Les animaux autistes
- Julie BOUCHONVILLE
Certaines expériences se font sur des "souris autistes". L'humain derrière le compte Instagram d'un chat célèbre témoigne que ledit chat semble "un peu autiste". Et si de nombreuses personnes autistes témoignent préférer la compagnie animale à celle des humains - ne serait-ce pas parce que les animaux de leur entourage partagent en fait leur neurotype ?
Est-il seulement possible qu'un animal soit autiste ?
Enquêtons sur la question.
Rappel et définition
L'autisme, c'est une manière qu'a un cerveau de fonctionner et de traiter l'information.
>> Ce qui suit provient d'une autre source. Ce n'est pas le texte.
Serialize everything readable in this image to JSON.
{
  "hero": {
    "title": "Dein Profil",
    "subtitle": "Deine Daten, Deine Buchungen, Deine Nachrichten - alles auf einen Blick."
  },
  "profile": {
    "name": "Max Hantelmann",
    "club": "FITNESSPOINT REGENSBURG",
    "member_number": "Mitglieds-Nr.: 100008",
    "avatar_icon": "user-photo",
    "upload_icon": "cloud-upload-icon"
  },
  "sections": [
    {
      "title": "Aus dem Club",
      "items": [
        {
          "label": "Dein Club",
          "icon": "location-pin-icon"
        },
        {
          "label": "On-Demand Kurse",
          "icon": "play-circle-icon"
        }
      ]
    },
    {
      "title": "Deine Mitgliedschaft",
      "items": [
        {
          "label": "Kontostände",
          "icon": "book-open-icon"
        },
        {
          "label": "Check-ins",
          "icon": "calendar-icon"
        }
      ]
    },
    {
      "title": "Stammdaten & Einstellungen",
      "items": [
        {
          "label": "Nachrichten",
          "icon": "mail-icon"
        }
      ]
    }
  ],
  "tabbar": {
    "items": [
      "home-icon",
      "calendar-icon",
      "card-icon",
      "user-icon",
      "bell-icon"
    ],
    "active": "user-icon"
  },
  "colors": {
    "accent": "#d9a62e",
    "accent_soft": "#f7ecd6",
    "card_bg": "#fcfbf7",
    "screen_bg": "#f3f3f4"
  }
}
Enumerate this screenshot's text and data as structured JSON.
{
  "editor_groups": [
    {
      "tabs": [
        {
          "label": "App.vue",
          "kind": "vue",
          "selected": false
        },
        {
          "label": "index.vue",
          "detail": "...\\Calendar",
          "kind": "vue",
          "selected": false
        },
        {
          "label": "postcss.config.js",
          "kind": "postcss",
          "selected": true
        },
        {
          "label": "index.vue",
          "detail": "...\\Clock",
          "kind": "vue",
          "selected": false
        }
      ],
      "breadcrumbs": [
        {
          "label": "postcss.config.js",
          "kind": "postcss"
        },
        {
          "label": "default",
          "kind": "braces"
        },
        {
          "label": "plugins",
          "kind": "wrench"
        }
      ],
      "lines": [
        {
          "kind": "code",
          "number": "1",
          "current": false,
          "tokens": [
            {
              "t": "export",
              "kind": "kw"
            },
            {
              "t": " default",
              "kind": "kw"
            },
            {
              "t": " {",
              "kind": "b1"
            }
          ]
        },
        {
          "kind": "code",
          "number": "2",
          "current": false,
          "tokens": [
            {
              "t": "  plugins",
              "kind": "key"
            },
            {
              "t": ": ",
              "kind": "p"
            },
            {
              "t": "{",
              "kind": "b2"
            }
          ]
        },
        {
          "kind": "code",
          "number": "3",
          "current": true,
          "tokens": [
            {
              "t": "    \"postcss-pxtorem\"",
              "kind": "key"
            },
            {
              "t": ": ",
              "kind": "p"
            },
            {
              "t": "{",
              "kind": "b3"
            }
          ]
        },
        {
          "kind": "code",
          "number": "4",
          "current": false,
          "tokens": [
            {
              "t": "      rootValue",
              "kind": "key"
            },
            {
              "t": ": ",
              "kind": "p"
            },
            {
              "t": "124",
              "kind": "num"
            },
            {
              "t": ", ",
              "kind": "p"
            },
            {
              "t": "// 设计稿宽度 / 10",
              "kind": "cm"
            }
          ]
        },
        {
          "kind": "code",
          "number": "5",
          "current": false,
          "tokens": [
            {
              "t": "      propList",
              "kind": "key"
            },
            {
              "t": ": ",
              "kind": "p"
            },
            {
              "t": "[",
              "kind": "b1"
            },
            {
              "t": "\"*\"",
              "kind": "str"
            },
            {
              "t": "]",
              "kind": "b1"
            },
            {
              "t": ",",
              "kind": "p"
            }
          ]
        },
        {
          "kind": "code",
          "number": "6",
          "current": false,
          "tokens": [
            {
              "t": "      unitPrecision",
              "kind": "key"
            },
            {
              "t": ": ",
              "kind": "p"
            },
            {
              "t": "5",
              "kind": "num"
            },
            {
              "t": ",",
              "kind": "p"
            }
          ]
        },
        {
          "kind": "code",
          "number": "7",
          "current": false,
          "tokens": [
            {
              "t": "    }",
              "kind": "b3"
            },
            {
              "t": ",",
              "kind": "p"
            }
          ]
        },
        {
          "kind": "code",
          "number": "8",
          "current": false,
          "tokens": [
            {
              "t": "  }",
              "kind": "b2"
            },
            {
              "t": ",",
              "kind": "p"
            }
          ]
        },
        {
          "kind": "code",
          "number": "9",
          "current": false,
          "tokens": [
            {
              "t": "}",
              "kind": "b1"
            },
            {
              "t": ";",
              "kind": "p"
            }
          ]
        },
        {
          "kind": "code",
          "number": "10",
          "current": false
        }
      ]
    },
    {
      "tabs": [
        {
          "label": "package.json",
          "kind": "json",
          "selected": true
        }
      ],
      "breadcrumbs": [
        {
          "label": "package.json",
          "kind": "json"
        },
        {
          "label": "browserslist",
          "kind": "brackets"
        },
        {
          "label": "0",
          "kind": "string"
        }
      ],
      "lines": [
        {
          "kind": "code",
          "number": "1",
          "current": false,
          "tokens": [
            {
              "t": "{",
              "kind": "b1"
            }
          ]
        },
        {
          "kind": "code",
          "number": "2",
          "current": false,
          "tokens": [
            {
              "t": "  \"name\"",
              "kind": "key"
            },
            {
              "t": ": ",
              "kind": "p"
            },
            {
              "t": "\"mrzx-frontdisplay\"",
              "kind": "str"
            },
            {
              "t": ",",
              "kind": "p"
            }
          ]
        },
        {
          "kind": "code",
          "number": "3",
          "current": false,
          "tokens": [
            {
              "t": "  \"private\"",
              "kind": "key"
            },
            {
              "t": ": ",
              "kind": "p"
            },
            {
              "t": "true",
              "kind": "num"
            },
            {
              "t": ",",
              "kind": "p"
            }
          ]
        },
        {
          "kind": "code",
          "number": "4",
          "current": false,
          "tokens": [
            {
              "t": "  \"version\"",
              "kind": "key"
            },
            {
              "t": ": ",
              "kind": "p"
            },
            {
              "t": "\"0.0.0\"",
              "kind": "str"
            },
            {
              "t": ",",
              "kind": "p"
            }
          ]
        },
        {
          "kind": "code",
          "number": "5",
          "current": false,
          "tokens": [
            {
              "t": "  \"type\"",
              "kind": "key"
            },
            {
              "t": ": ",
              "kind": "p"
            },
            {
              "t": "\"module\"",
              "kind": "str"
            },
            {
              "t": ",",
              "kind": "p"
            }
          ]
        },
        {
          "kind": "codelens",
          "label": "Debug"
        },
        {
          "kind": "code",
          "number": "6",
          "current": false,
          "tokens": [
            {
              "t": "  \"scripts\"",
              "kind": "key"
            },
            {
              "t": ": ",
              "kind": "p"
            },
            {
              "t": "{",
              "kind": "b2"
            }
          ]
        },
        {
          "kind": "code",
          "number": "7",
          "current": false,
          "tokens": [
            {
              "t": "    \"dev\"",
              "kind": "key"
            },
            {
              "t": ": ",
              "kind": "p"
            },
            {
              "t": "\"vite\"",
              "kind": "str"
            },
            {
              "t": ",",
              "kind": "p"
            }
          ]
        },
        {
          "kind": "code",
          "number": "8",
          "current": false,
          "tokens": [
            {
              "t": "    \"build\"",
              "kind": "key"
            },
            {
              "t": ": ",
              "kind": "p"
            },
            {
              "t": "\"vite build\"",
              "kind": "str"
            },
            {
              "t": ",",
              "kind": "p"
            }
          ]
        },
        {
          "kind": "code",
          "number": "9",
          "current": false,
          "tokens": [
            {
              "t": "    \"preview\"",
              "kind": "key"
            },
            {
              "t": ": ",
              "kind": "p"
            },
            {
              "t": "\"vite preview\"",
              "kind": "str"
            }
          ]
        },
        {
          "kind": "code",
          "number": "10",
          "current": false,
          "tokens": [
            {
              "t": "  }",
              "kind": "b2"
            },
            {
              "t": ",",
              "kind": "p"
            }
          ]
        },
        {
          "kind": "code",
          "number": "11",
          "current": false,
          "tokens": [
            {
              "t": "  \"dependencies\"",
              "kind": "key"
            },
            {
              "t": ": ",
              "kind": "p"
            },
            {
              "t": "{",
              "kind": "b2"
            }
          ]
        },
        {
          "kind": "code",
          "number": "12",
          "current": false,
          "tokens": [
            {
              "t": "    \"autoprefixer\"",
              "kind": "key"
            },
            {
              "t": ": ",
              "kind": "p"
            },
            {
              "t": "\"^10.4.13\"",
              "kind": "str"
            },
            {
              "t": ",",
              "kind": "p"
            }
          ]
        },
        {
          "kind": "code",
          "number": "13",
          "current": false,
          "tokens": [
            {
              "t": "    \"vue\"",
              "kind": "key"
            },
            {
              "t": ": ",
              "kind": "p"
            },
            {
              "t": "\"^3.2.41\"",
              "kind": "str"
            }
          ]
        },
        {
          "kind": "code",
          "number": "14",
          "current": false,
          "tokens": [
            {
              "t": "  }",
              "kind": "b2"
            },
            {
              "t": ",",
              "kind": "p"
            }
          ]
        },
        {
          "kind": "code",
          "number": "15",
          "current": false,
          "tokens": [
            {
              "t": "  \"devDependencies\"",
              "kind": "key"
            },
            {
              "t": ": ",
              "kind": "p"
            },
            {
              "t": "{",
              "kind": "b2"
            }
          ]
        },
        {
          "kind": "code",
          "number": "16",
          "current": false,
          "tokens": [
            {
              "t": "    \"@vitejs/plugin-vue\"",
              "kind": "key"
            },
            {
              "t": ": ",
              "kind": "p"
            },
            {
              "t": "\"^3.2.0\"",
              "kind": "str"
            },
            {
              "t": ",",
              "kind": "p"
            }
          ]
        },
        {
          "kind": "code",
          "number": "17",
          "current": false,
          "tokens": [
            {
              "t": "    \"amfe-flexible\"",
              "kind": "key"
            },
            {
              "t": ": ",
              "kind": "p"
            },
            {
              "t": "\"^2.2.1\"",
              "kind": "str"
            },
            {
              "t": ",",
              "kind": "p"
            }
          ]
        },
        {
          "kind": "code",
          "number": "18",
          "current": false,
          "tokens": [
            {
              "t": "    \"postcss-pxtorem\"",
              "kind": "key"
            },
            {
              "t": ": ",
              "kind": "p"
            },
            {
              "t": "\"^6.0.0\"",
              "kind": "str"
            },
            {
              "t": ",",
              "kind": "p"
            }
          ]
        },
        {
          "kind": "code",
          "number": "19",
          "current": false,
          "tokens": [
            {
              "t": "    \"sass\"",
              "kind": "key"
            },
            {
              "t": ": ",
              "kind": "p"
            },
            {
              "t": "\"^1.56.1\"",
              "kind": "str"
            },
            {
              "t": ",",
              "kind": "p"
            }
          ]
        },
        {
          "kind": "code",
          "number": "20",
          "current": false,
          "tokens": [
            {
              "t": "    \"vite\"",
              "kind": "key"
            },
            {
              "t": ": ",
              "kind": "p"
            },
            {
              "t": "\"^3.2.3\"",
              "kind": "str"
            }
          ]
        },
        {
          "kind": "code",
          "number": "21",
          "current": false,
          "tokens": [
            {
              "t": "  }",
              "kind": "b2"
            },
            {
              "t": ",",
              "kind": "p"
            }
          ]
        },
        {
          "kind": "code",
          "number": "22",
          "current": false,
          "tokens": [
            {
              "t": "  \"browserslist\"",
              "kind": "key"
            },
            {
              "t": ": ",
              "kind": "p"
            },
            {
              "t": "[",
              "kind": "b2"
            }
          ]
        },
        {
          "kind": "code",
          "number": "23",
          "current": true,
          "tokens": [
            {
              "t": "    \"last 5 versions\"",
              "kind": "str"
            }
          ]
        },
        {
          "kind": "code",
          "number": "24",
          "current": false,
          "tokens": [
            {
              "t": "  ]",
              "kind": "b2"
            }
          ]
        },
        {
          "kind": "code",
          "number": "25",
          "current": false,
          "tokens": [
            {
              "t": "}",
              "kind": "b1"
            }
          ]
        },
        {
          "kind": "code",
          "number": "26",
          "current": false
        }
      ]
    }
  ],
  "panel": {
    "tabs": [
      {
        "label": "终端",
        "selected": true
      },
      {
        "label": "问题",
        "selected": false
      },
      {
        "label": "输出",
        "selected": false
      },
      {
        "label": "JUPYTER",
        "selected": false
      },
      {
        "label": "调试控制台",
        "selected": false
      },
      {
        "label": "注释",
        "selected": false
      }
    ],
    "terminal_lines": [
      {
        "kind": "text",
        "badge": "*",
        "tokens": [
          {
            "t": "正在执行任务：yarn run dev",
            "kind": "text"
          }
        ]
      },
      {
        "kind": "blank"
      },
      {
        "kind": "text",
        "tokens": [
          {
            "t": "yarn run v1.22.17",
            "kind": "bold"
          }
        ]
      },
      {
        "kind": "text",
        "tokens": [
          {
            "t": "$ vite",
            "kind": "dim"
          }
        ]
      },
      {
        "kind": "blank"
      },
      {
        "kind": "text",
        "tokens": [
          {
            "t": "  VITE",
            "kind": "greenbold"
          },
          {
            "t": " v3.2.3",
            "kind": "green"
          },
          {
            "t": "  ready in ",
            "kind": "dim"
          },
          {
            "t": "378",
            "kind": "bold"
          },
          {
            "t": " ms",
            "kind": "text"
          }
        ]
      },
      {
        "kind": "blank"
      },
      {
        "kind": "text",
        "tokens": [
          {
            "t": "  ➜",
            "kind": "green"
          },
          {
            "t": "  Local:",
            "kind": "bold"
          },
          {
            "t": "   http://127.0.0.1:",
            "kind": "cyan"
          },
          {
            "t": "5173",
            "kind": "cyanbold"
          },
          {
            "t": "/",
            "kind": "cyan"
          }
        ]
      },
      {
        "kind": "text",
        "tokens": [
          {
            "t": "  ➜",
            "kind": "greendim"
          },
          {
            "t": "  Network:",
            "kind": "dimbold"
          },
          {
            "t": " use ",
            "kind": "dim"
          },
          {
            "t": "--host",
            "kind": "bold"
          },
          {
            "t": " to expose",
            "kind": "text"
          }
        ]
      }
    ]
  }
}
Être autiste implique le plus souvent :
- Un traitement des stimulus sensoriels différent de la majorité, avec des hyper- et des hyposensibilités et une régulation que la personne doit faire "à la main" en s'auto-stimulant ou en se coupant de certains stimulus.
- Un rapport aux centres d'intérêt différent de la majorité, avec une intensité très élevée, une capacité de concentration impressionnante et des sujets parfois bizarres[1].
- Des rapports sociaux compliqués au moins avec les neurotypiques, comprenant entre autres des difficultés pour entrer en relation.
- Des comorbidités diverses et variées allant des difficultés à digérer tout un tas de trucs aux perturbations du cycle du sommeil en passant par les troubles de l'attention.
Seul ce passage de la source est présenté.